Another gem  from Kevin Williamson at National Review, Bad Medicine on ‘Carried Interest’

Nobody in Washington wants to face that particular angry mob of IRA investors with torches and pitchforks. What we are talking about is singling out a particular class of businessmen for punitive tax treatment because we resent how much money some of them make, and because what they do seems like voodoo to people who do not understand it.

As a matter of policy, changing the tax treatment of private-equity income would not raise a great deal of tax revenue relative to federal spending and liabilities, and it probably would not have as much of a flattening effect as our class warriors hope. For one thing, if we convert those investment managers’ income to salaries and bonuses, then the firms that employ them are going to deduct those salaries and bonuses as ordinary business expenses, which they would be entitled to do. For another, investors will respond to economic incentives. The people who run these kinds of businesses are pretty clever about moving money around. The gentlemen in Congress are not going to outsmart them.

The broader discussion about taxes and fairness and — odious phrase — “social justice” is a waste of time. Taxes are not an instrument of justice: They are an instrument of revenue. The federal government requires x dollars to do the things we demand of it, and the only end of tax policy should be raising those dollars in a way that causes as little economic disruption as possible and invades our privacy as little as possible. At the moment, our model is lots of disruption and maximal invasion of privacy — and all of it handled by the incompetent, corrupt, politicized agents of the Internal Revenue Service.

Those are the tax-code problems we should be addressing. Instead, we are addressing some unhappy Americans’ envy and resentment. That isn’t tax policy — it’s psychotherapy.

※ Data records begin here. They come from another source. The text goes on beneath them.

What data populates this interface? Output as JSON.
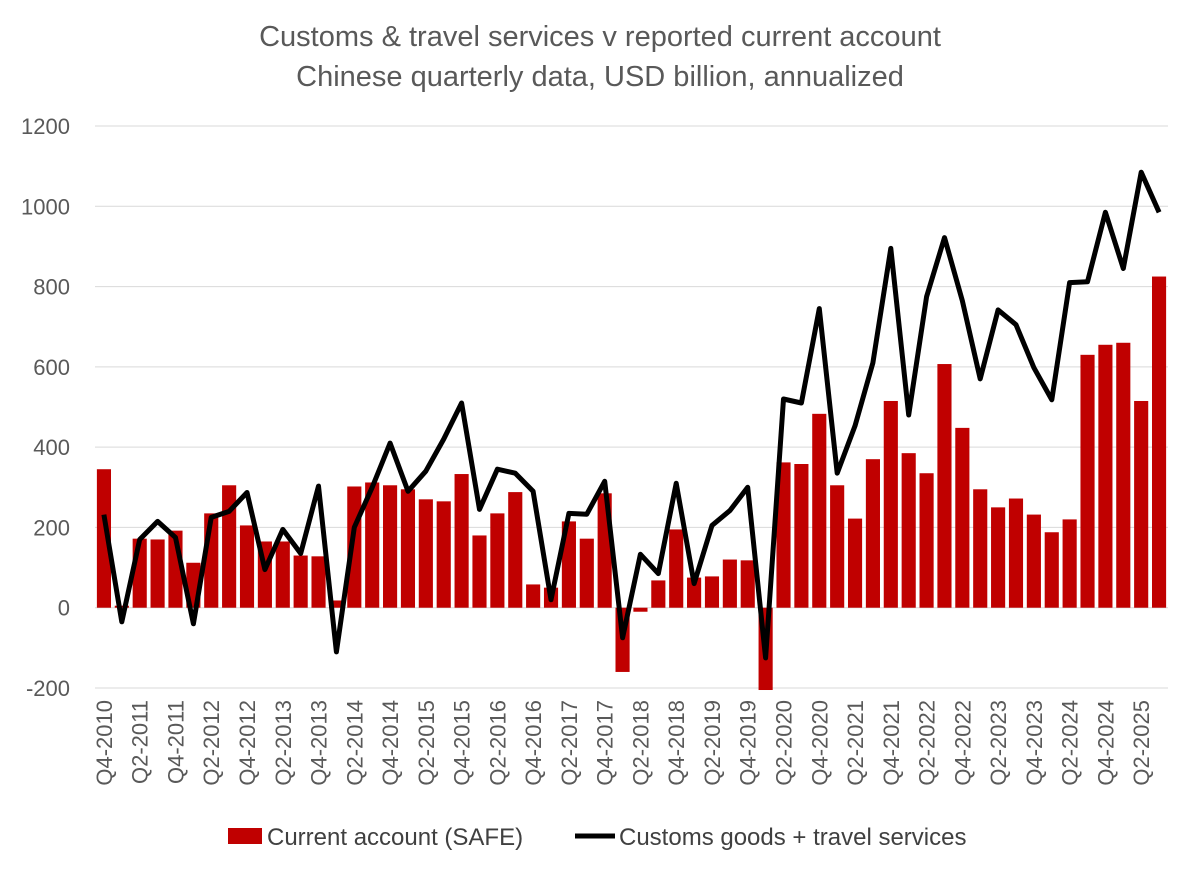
{
  "chart_data": {
    "type": "bar",
    "title": "Customs & travel services v reported current account",
    "subtitle": "Chinese quarterly data, USD billion, annualized",
    "xlabel": "",
    "ylabel": "",
    "ylim": [
      -200,
      1200
    ],
    "yticks": [
      -200,
      0,
      200,
      400,
      600,
      800,
      1000,
      1200
    ],
    "grid": true,
    "legend_position": "bottom",
    "colors": {
      "bar": "#c00000",
      "line": "#000000",
      "grid": "#d9d9d9",
      "text": "#595959"
    },
    "categories": [
      "Q4-2010",
      "Q1-2011",
      "Q2-2011",
      "Q3-2011",
      "Q4-2011",
      "Q1-2012",
      "Q2-2012",
      "Q3-2012",
      "Q4-2012",
      "Q1-2013",
      "Q2-2013",
      "Q3-2013",
      "Q4-2013",
      "Q1-2014",
      "Q2-2014",
      "Q3-2014",
      "Q4-2014",
      "Q1-2015",
      "Q2-2015",
      "Q3-2015",
      "Q4-2015",
      "Q1-2016",
      "Q2-2016",
      "Q3-2016",
      "Q4-2016",
      "Q1-2017",
      "Q2-2017",
      "Q3-2017",
      "Q4-2017",
      "Q1-2018",
      "Q2-2018",
      "Q3-2018",
      "Q4-2018",
      "Q1-2019",
      "Q2-2019",
      "Q3-2019",
      "Q4-2019",
      "Q1-2020",
      "Q2-2020",
      "Q3-2020",
      "Q4-2020",
      "Q1-2021",
      "Q2-2021",
      "Q3-2021",
      "Q4-2021",
      "Q1-2022",
      "Q2-2022",
      "Q3-2022",
      "Q4-2022",
      "Q1-2023",
      "Q2-2023",
      "Q3-2023",
      "Q4-2023",
      "Q1-2024",
      "Q2-2024",
      "Q3-2024",
      "Q4-2024",
      "Q1-2025",
      "Q2-2025",
      "Q3-2025"
    ],
    "tick_labels": [
      "Q4-2010",
      "Q2-2011",
      "Q4-2011",
      "Q2-2012",
      "Q4-2012",
      "Q2-2013",
      "Q4-2013",
      "Q2-2014",
      "Q4-2014",
      "Q2-2015",
      "Q4-2015",
      "Q2-2016",
      "Q4-2016",
      "Q2-2017",
      "Q4-2017",
      "Q2-2018",
      "Q4-2018",
      "Q2-2019",
      "Q4-2019",
      "Q2-2020",
      "Q4-2020",
      "Q2-2021",
      "Q4-2021",
      "Q2-2022",
      "Q4-2022",
      "Q2-2023",
      "Q4-2023",
      "Q2-2024",
      "Q4-2024",
      "Q2-2025"
    ],
    "series": [
      {
        "name": "Current account (SAFE)",
        "kind": "bar",
        "values": [
          345,
          5,
          172,
          170,
          192,
          112,
          235,
          305,
          205,
          165,
          165,
          130,
          128,
          18,
          302,
          312,
          305,
          295,
          270,
          265,
          333,
          180,
          235,
          288,
          58,
          50,
          215,
          172,
          285,
          -160,
          -10,
          68,
          195,
          75,
          78,
          120,
          118,
          -205,
          362,
          358,
          483,
          305,
          222,
          370,
          515,
          385,
          335,
          607,
          448,
          295,
          250,
          272,
          232,
          188,
          220,
          630,
          655,
          660,
          515,
          825
        ]
      },
      {
        "name": "Customs goods + travel services",
        "kind": "line",
        "values": [
          232,
          -35,
          170,
          215,
          175,
          -40,
          225,
          240,
          287,
          95,
          195,
          135,
          303,
          -110,
          200,
          300,
          410,
          290,
          340,
          420,
          510,
          245,
          345,
          335,
          290,
          20,
          235,
          233,
          315,
          -75,
          133,
          85,
          310,
          60,
          205,
          242,
          300,
          -125,
          520,
          510,
          745,
          335,
          453,
          610,
          895,
          480,
          775,
          922,
          765,
          570,
          742,
          705,
          598,
          518,
          810,
          812,
          985,
          845,
          1085,
          985
        ]
      }
    ]
  }
}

I confess to falling for the appeal of the ‘carried interest’ loophole canard. Given the lower rate, a businessman or investor will certainly overweight capital gains over earned income if he has the opportunity.  The lower rate is reflective of the risk.  Warren Buffet only draws a salary of $150,000. That is not how he became one of the wealthiest men in America.

Like so many solutions to unfairness and social justice, the cure stands a good chance of being worse than the disease.  Hillary complained about the short term thinking of American business. Her solution was a six tiered capital gains system that was the worse part of her awful economic plan. The greatest harm in short term thinking is from legislators who voice another change in tax policy whenever they walk past a microphone. The ink is still wet on the last tax increase when hear a new speech of how the the rich are not paying their fair share.  Who would invest in such a environment?

The economy and financial community is a very dynamic system and constantly adjusts to conditions much faster than any social justice legislator can match. Caps on executive pay led to stock options that made executives richer.  The Sarbanes Oxley Act passed in the shadows of the Enron scandal discouraged companies from going public and created opportunities for private equity, that now the ‘carried interest’ demonizers wish to address.

Regulators are often tasked to solve a problem created by the last round of regulations.  New sources of wealth and unfairness are often generated by the previous attempt to equalize them in a previous form.

Great kudos for Kevin for shedding light on this ruse in a way that few other media sources even attempt.